According to the statement, as trusted partners, both sides agreed to continue regular consultations on macroeconomic, financial, and monetary issues.

The State Bank of Vietnam and the US Department of Treasury reaffirmed their commitment to fully fulfill their obligations under the Charter of the International Monetary Fund (IMF), including not manipulating exchange rates or the international monetary system to prevent balance of payments adjustments or create unfair competitive advantages in international trade.

Both sides also agreed that macroeconomic measures or capital controls should not be used to influence exchange rates for competitive purposes. Government investment instruments, including pension funds or overseas investments aimed at seeking returns and diversifying the investment portfolio, are not to be deployed with the goal of influencing the exchange rate.

The joint statement says intervention in the foreign exchange market is an appropriate tool in some cases to respond to upward or downward pressures on the currency, contributing to limiting excessive exchange rate volatility and maintaining macroeconomic stability in developing the financial market.

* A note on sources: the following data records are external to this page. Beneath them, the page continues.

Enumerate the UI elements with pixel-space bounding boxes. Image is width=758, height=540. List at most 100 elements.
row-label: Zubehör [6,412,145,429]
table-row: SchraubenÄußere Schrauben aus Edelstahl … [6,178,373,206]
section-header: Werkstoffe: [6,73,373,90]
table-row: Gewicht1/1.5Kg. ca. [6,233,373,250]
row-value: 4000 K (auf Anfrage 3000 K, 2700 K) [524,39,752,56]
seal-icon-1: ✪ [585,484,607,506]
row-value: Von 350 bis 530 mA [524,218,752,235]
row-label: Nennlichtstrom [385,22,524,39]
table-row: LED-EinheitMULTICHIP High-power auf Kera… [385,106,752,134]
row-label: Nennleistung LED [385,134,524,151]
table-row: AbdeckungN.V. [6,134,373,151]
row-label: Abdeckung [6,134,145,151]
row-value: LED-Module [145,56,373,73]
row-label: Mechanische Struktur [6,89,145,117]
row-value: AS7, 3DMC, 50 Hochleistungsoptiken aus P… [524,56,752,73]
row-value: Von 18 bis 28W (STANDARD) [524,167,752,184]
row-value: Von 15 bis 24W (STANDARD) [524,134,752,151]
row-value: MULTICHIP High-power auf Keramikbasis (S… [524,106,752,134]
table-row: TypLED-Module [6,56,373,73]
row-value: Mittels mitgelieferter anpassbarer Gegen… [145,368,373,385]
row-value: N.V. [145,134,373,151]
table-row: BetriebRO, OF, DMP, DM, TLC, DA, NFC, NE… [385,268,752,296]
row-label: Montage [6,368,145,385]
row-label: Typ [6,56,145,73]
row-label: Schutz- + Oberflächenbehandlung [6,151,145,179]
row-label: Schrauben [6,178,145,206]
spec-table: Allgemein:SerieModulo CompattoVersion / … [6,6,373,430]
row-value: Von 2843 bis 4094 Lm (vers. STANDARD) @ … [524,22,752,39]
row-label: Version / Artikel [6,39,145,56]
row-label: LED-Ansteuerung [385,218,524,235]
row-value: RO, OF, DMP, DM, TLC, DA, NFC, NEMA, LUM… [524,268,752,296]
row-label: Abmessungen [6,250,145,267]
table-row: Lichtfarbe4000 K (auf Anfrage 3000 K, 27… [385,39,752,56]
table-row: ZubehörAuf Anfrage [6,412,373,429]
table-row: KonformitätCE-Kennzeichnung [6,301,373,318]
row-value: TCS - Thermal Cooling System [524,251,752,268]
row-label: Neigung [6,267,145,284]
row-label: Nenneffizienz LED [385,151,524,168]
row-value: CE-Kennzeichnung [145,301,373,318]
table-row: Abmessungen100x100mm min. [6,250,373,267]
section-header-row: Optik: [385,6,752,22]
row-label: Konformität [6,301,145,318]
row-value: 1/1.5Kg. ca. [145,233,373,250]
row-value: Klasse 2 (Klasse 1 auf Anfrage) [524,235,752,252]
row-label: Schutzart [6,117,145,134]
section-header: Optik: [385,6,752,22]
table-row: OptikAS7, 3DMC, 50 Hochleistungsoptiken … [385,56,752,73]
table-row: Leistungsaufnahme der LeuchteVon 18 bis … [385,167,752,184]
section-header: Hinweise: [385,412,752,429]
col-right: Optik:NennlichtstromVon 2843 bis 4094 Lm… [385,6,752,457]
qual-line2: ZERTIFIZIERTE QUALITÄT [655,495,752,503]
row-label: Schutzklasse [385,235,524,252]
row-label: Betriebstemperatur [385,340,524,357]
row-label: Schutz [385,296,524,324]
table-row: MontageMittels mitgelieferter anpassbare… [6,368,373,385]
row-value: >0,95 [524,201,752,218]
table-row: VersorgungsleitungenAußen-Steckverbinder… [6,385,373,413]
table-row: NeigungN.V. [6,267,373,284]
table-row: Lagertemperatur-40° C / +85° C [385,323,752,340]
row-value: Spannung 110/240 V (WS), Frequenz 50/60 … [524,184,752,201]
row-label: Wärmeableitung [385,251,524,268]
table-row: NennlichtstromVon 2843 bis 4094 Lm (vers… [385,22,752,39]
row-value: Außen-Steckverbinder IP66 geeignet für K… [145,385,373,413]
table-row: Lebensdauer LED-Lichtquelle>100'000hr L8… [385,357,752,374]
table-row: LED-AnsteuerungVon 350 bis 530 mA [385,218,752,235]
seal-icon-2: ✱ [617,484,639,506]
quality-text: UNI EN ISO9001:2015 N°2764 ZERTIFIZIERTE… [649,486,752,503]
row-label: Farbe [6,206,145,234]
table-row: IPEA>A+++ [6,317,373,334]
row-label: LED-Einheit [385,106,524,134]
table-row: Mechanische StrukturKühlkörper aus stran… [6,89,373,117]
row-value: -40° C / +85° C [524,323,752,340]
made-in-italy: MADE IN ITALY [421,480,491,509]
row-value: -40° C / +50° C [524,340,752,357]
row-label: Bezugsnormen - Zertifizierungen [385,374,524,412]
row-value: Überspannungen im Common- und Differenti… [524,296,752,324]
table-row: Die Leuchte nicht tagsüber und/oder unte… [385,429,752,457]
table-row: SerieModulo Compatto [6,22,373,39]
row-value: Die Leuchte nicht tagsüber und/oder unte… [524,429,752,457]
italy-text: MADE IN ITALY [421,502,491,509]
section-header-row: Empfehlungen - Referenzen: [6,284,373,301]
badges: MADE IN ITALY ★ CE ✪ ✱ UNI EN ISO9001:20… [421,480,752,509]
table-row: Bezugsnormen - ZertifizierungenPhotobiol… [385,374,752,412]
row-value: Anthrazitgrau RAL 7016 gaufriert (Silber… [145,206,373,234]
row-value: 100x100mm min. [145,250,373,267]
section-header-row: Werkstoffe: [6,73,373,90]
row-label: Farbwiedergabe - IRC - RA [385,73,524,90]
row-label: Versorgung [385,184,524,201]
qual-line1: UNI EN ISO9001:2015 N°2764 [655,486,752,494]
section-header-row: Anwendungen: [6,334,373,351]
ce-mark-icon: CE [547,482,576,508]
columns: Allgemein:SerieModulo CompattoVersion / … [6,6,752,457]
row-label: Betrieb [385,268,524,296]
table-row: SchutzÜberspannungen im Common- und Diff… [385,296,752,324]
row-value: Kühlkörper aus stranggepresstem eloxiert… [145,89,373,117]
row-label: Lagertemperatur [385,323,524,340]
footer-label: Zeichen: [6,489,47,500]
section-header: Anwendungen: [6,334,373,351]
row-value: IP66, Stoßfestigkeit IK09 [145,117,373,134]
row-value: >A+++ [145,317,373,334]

Both sides emphasized the importance of enhancing transparency in exchange rate policy and operations. The State Bank of Vietnam commits to publishing annual net foreign exchange purchases (including spot and forward transactions) with a three-month delay, starting in 2027.

The State Bank of Vietnam will publish foreign exchange reserves and forward positions according to the IMF's International Reserves and Foreign Exchange Liquidity Data Form from 2027.